Patricia T. O’Conner: Word Maven, Word Schmaven

Wednesday, March 21, 2012

Our word maven Patricia T. O'Conner investigates looks at the Yiddish construction that brings us the phrases fancy schmancy and the like. And she answers questions about English language and grammar. An updated and expanded third edition of her book, Woe is I: The Grammarphobe's Guide to Better English in Plain English, is available in paperback, as is  Origins of the Specious, written with Stewart Kellerman.

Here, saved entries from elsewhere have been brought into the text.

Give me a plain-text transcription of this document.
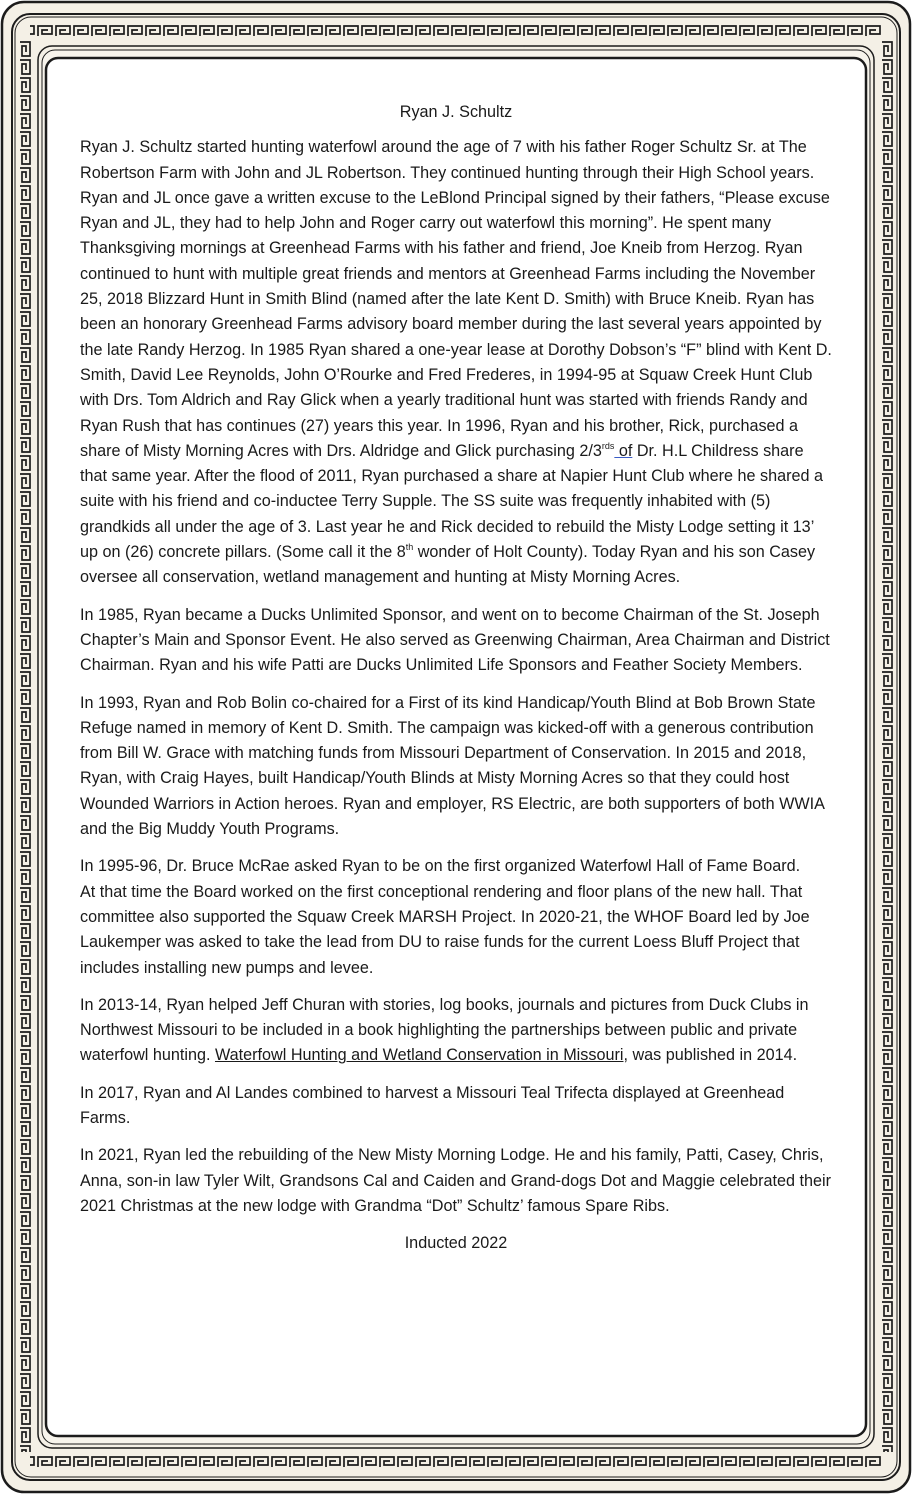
Ryan J. Schultz

Ryan J. Schultz started hunting waterfowl around the age of 7 with his father Roger Schultz Sr. at The Robertson Farm with John and JL Robertson. They continued hunting through their High School years. Ryan and JL once gave a written excuse to the LeBlond Principal signed by their fathers, “Please excuse Ryan and JL, they had to help John and Roger carry out waterfowl this morning”. He spent many Thanksgiving mornings at Greenhead Farms with his father and friend, Joe Kneib from Herzog. Ryan continued to hunt with multiple great friends and mentors at Greenhead Farms including the November 25, 2018 Blizzard Hunt in Smith Blind (named after the late Kent D. Smith) with Bruce Kneib. Ryan has been an honorary Greenhead Farms advisory board member during the last several years appointed by the late Randy Herzog. In 1985 Ryan shared a one-year lease at Dorothy Dobson’s “F” blind with Kent D. Smith, David Lee Reynolds, John O’Rourke and Fred Frederes, in 1994-95 at Squaw Creek Hunt Club with Drs. Tom Aldrich and Ray Glick when a yearly traditional hunt was started with friends Randy and Ryan Rush that has continues (27) years this year. In 1996, Ryan and his brother, Rick, purchased a share of Misty Morning Acres with Drs. Aldridge and Glick purchasing $2/3^{rds}$ of Dr. H.L Childress share that same year. After the flood of 2011, Ryan purchased a share at Napier Hunt Club where he shared a suite with his friend and co-inductee Terry Supple. The SS suite was frequently inhabited with (5) grandkids all under the age of 3. Last year he and Rick decided to rebuild the Misty Lodge setting it 13’ up on (26) concrete pillars. (Some call it the 8th wonder of Holt County). Today Ryan and his son Casey oversee all conservation, wetland management and hunting at Misty Morning Acres.

In 1985, Ryan became a Ducks Unlimited Sponsor, and went on to become Chairman of the St. Joseph Chapter’s Main and Sponsor Event. He also served as Greenwing Chairman, Area Chairman and District Chairman. Ryan and his wife Patti are Ducks Unlimited Life Sponsors and Feather Society Members.

In 1993, Ryan and Rob Bolin co-chaired for a First of its kind Handicap/Youth Blind at Bob Brown State Refuge named in memory of Kent D. Smith. The campaign was kicked-off with a generous contribution from Bill W. Grace with matching funds from Missouri Department of Conservation. In 2015 and 2018, Ryan, with Craig Hayes, built Handicap/Youth Blinds at Misty Morning Acres so that they could host Wounded Warriors in Action heroes. Ryan and employer, RS Electric, are both supporters of both WWIA and the Big Muddy Youth Programs.

In 1995-96, Dr. Bruce McRae asked Ryan to be on the first organized Waterfowl Hall of Fame Board.At that time the Board worked on the first conceptional rendering and floor plans of the new hall. That committee also supported the Squaw Creek MARSH Project. In 2020-21, the WHOF Board led by Joe Laukemper was asked to take the lead from DU to raise funds for the current Loess Bluff Project that includes installing new pumps and levee.

In 2013-14, Ryan helped Jeff Churan with stories, log books, journals and pictures from Duck Clubs in Northwest Missouri to be included in a book highlighting the partnerships between public and private waterfowl hunting. Waterfowl Hunting and Wetland Conservation in Missouri, was published in 2014.

In 2017, Ryan and Al Landes combined to harvest a Missouri Teal Trifecta displayed at Greenhead Farms.

In 2021, Ryan led the rebuilding of the New Misty Morning Lodge. He and his family, Patti, Casey, Chris, Anna, son-in law Tyler Wilt, Grandsons Cal and Caiden and Grand-dogs Dot and Maggie celebrated their 2021 Christmas at the new lodge with Grandma “Dot” Schultz’ famous Spare Ribs.

Inducted 2022
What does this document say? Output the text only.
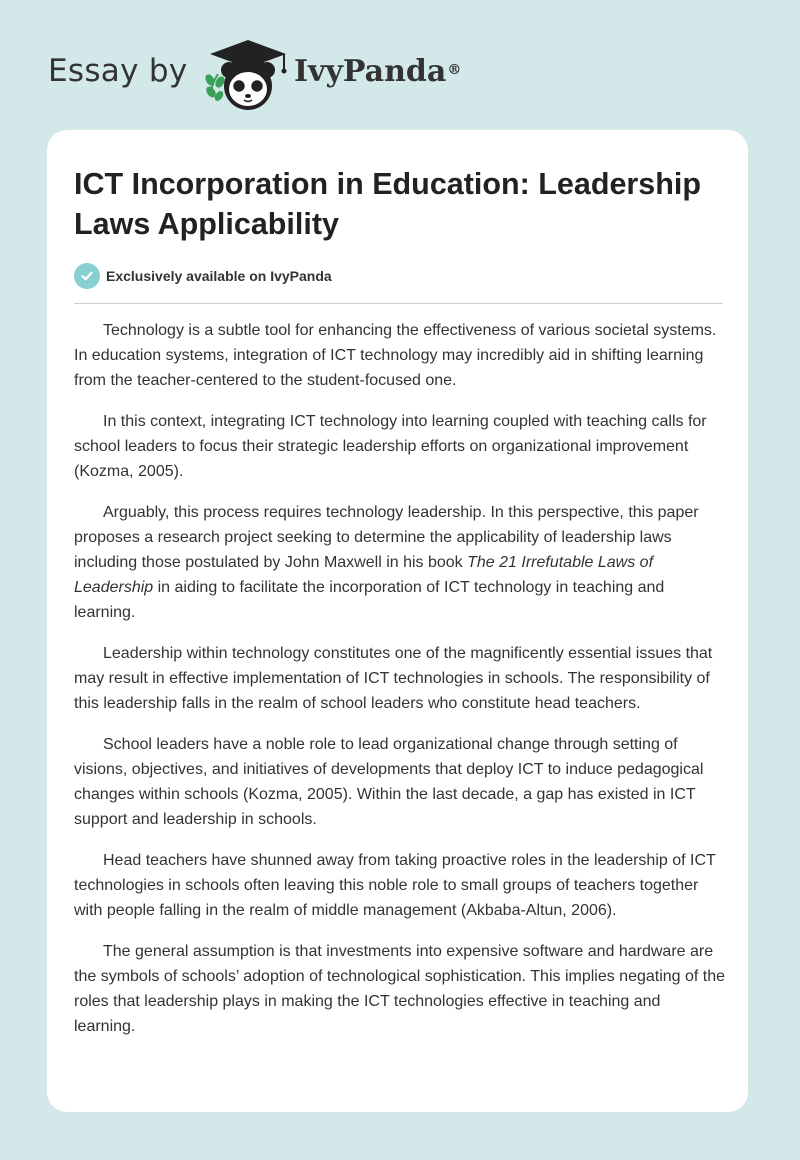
Essay by	IvyPanda®
ICT Incorporation in Education: Leadership Laws Applicability
Exclusively available on IvyPanda

Technology is a subtle tool for enhancing the effectiveness of various societal systems. In education systems, integration of ICT technology may incredibly aid in shifting learning from the teacher-centered to the student-focused one.

In this context, integrating ICT technology into learning coupled with teaching calls for school leaders to focus their strategic leadership efforts on organizational improvement (Kozma, 2005).

Arguably, this process requires technology leadership. In this perspective, this paper proposes a research project seeking to determine the applicability of leadership laws including those postulated by John Maxwell in his book The 21 Irrefutable Laws of Leadership in aiding to facilitate the incorporation of ICT technology in teaching and learning.

Leadership within technology constitutes one of the magnificently essential issues that may result in effective implementation of ICT technologies in schools. The responsibility of this leadership falls in the realm of school leaders who constitute head teachers.

School leaders have a noble role to lead organizational change through setting of visions, objectives, and initiatives of developments that deploy ICT to induce pedagogical changes within schools (Kozma, 2005). Within the last decade, a gap has existed in ICT support and leadership in schools.

Head teachers have shunned away from taking proactive roles in the leadership of ICT technologies in schools often leaving this noble role to small groups of teachers together with people falling in the realm of middle management (Akbaba-Altun, 2006).

The general assumption is that investments into expensive software and hardware are the symbols of schools’ adoption of technological sophistication. This implies negating of the roles that leadership plays in making the ICT technologies effective in teaching and learning.
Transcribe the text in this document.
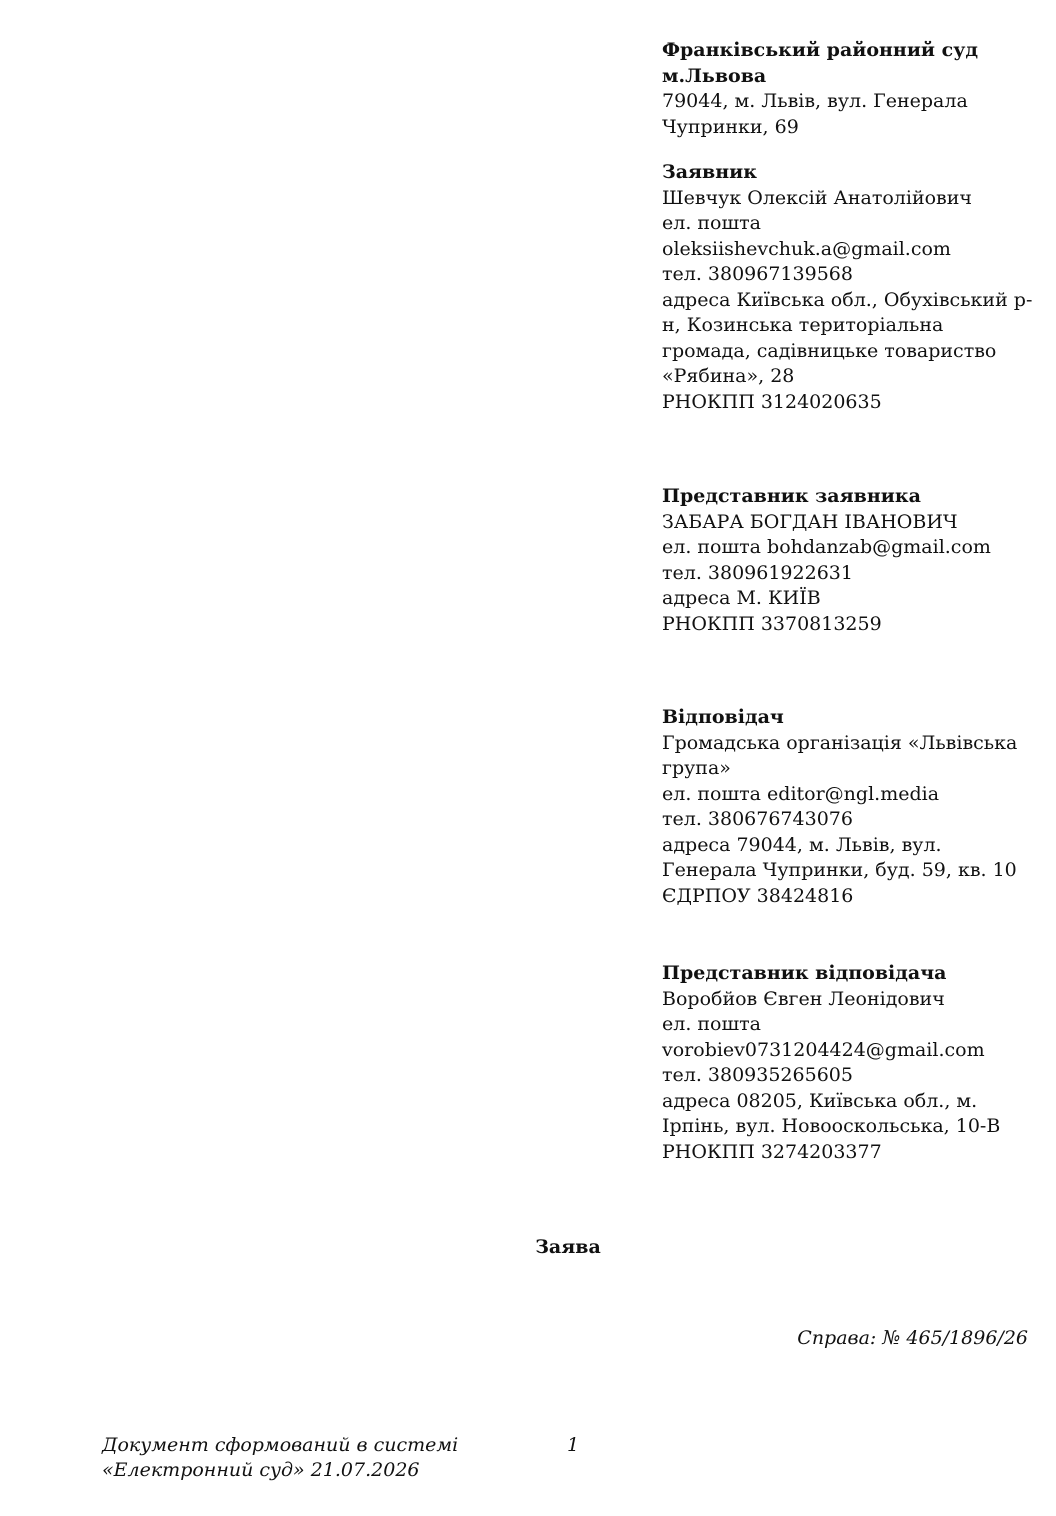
Франківський районний суд м.Львова
79044, м. Львів, вул. Генерала Чупринки, 69
Заявник
Шевчук Олексій Анатолійович
ел. пошта
oleksiishevchuk.a@gmail.com
тел. 380967139568
адреса Київська обл., Обухівський р-н, Козинська територіальна громада, садівницьке товариство «Рябина», 28
РНОКПП 3124020635
Представник заявника
ЗАБАРА БОГДАН ІВАНОВИЧ
ел. пошта bohdanzab@gmail.com
тел. 380961922631
адреса М. КИЇВ
РНОКПП 3370813259
Відповідач
Громадська організація «Львівська група»
ел. пошта editor@ngl.media
тел. 380676743076
адреса 79044, м. Львів, вул. Генерала Чупринки, буд. 59, кв. 10
ЄДРПОУ 38424816
Представник відповідача
Воробйов Євген Леонідович
ел. пошта
vorobiev0731204424@gmail.com
тел. 380935265605
адреса 08205, Київська обл., м. Ірпінь, вул. Новооскольська, 10-В
РНОКПП 3274203377
Заява
Справа: № 465/1896/26
Документ сформований в системі «Електронний суд» 21.07.2026
1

If you have a question about language and grammar, leave a comment or call us at 212-433-9692!


Patricia T. O'Conner

Comments [30]

Kannu from India

What's the difference between "British" and "Britisher"?

Apr. 12 2012 01:27 PM
Roberta Paula Books

For Cory from Earth, there are other national adjectival descriptors using the "ish" ending, including the language of the Angles/Engles (English). I don't think it has a pejorative origin. Others that come to mind are Swedish, Danish, Finnish, (but not Norwish), Kurdish, Polish, Spanish, and last but not least, Yiddish. The suffix "ish" seems to mean "belonging to" or "related to". Extending this suffix to greenish or warmish seems like a short, derivative step. As you suggest, it would be interesting to know the linguistic origin of the suffix. I wonder whether "ish" has an Angle or Germanic origin, given the above list of countries? "Ish" is a common suffix in Yiddish, again having the meaning "belonging to". Yid is the Yiddish word for Jew, so Jewish is likely a straightforward translation of and from the Yiddish.

Mar. 22 2012 08:46 PM
Roberta Paula Books

Your teaser on "paper schmaper" left me wanting more. You talked around the origins of Yiddish in a very imprecise way and then floated a teaser reference to Turkish roots and Columbia linguistics research without providing any clear references or sources. Your time frame was 1300 - or did you say 13th century? The Turkish reference makes me think of Sabtai Zvi, the false messiah, who ultimately converted to Islam, and the horrid massacres of that time period. I would like to follow up. Please "tell me more".

Mar. 22 2012 08:03 PM

I'm with JFreely - the habit of starting sentences with "So..." drives me bonkers. It's all over the place - speech patterns are, of course, often contagious. And oh no! I just heard Neda Ulaby on NPR use one of my other pet peeves: she said "people who could care less..." !!!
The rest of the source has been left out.